According to the Norwegian Road Federation (NRF), more than 31% of the cars sold last year were pure-breed electric, Reuters reported. This new global record was set as part of Norway’s pledge to shift completely towards environment-friendly vehicles by 2025.
EV consumption in Norway has been steadily increasing since 2013 when the market share was just around 8%. Norway offers a slew of benefits to electric car owners including lower taxes and free charging points.
However, overall car sales slid about 7% in 2018, the NRF data showed. This has been a deviation from the earlier steady increase in year-over-year auto sales. Nissan, BMW and Volkswagen and Tesla (TSLA) were the top sellers last year.

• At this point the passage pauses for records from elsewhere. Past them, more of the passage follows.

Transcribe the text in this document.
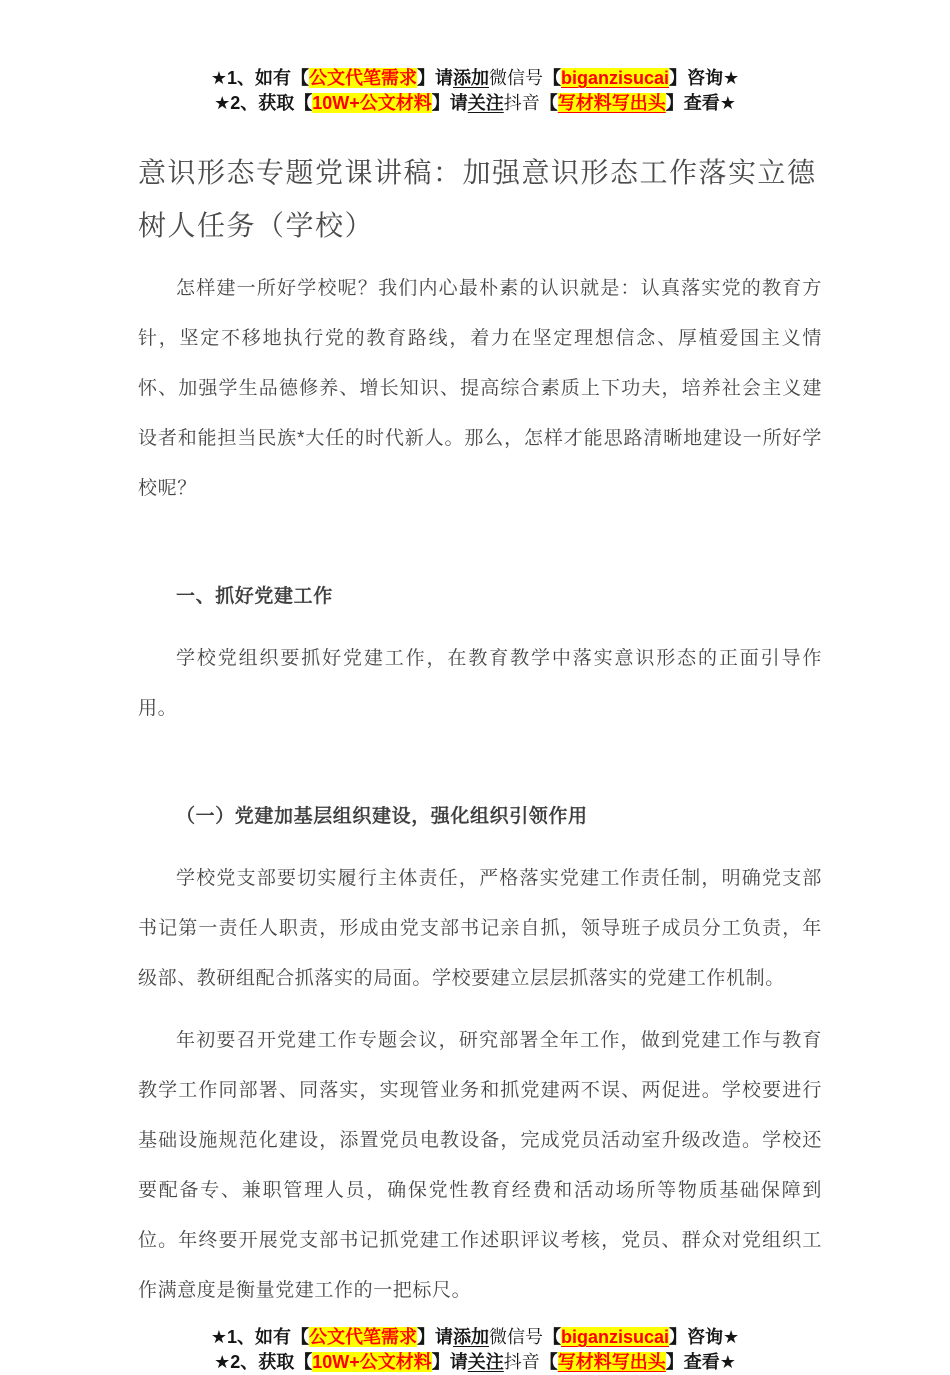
★1、如有【公文代笔需求】请添加微信号【biganzisucai】咨询★
★2、获取【10W+公文材料】请关注抖音【写材料写出头】查看★
意识形态专题党课讲稿：加强意识形态工作落实立德树人任务（学校）
怎样建一所好学校呢？我们内心最朴素的认识就是：认真落实党的教育方针，坚定不移地执行党的教育路线，着力在坚定理想信念、厚植爱国主义情怀、加强学生品德修养、增长知识、提高综合素质上下功夫，培养社会主义建设者和能担当民族*大任的时代新人。那么，怎样才能思路清晰地建设一所好学校呢？
一、抓好党建工作
学校党组织要抓好党建工作，在教育教学中落实意识形态的正面引导作用。
（一）党建加基层组织建设，强化组织引领作用
学校党支部要切实履行主体责任，严格落实党建工作责任制，明确党支部书记第一责任人职责，形成由党支部书记亲自抓，领导班子成员分工负责，年级部、教研组配合抓落实的局面。学校要建立层层抓落实的党建工作机制。
年初要召开党建工作专题会议，研究部署全年工作，做到党建工作与教育教学工作同部署、同落实，实现管业务和抓党建两不误、两促进。学校要进行基础设施规范化建设，添置党员电教设备，完成党员活动室升级改造。学校还要配备专、兼职管理人员，确保党性教育经费和活动场所等物质基础保障到位。年终要开展党支部书记抓党建工作述职评议考核，党员、群众对党组织工作满意度是衡量党建工作的一把标尺。
★1、如有【公文代笔需求】请添加微信号【biganzisucai】咨询★
★2、获取【10W+公文材料】请关注抖音【写材料写出头】查看★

Meanwhile, data compiled by The International Energy Agency shows EV market share in Norway at around 40%, including hybrid vehicles. This is miles ahead of the runner-up Iceland, which has about 12% market penetration. The US and China are way below these European countries with a market share of 1.2% and 2.2% respectively.
The US government had recently slashed its EV tax credit by half to $3,750, effective January 1. Following this move, EV pioneer Tesla had reduced the price tag on its new electric vehicles by $2,000 to offset the tax credit cut.